Schon unsere Vorfahren wollten wissen, was und wie es mit dem Glück, Unglück, Liebe oder Tod bestellt ist. Sie haben Amulette getragen, wie wir aus ihren Gräbern feststellen konnten, haben auf Knochen und Steinen ihre Zeichen hinterlassen. Berühmte Orakelstätten waren Delphi in Griechenland oder die Oase Siwa in Ägypten. Hier lebten nach genau festgelegten Riten Wahrsager, die gegen Geld die Zukunft vorhersagten. Man kann sich leicht vorstellen, dass Entscheidungen, auch politische oftmals von den Orakelsprüchen beeinflusst waren. Eine neuere Form ist die Kristallkugel oder der Computer wird zur Orakelbefragung benutzt. Die meisten Wahrsager haben für sich spezielle Techniken entwickelt um ihren Kunden die Zukunft weissagen zu können. Die zentrale Frage ist ja, was passiert in der näheren Zukunft?
Handlesen, Kartenlegen, Traumdeuten, Hellsehen, Pendeln, persönliche Gespräche, die Kristallkugel können die Medien sein, deren sich ein Wahrsager bedient.
Von den Theologen und den Kirchen wird die Wahrsagerei als Aberglaube angesehen. Die großen Gegner der Wahrsagerei sind die Katholische und Evangelische Kirche, weil nach deren Auffassung und Lehrmeinung Wahrsagerei nicht mit dem christlichen Weltbild zusammenpasst.
Der wohl bekanntester Wahrsager dürfte Nostradamus sein. Er hat unter anderem auch Horoskope für die Größen seiner Zeit angefertigt.
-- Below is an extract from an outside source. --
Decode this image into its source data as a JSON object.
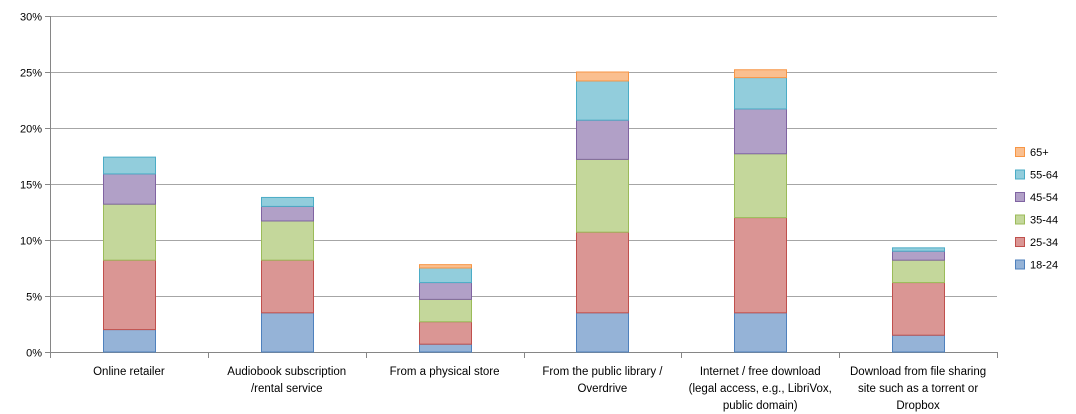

Der bekannte Feldherr Wallenstein hat bei vielen seiner weit reichenden Entscheidungen Astrologen befragt und sich an den Gestirnen orientiert.
Zusammenfassend kann man sagen, dass der Wahrsager mit unterschiedlichen Praktiken, die Zukunft oder andere gesuchte Informationen seinem Kunden zugänglich machen kann. Dies ist mit unserem normalen Wahrnehmungsvermögen nicht möglich und für den menschlichen Verstand schwer vorstellbar.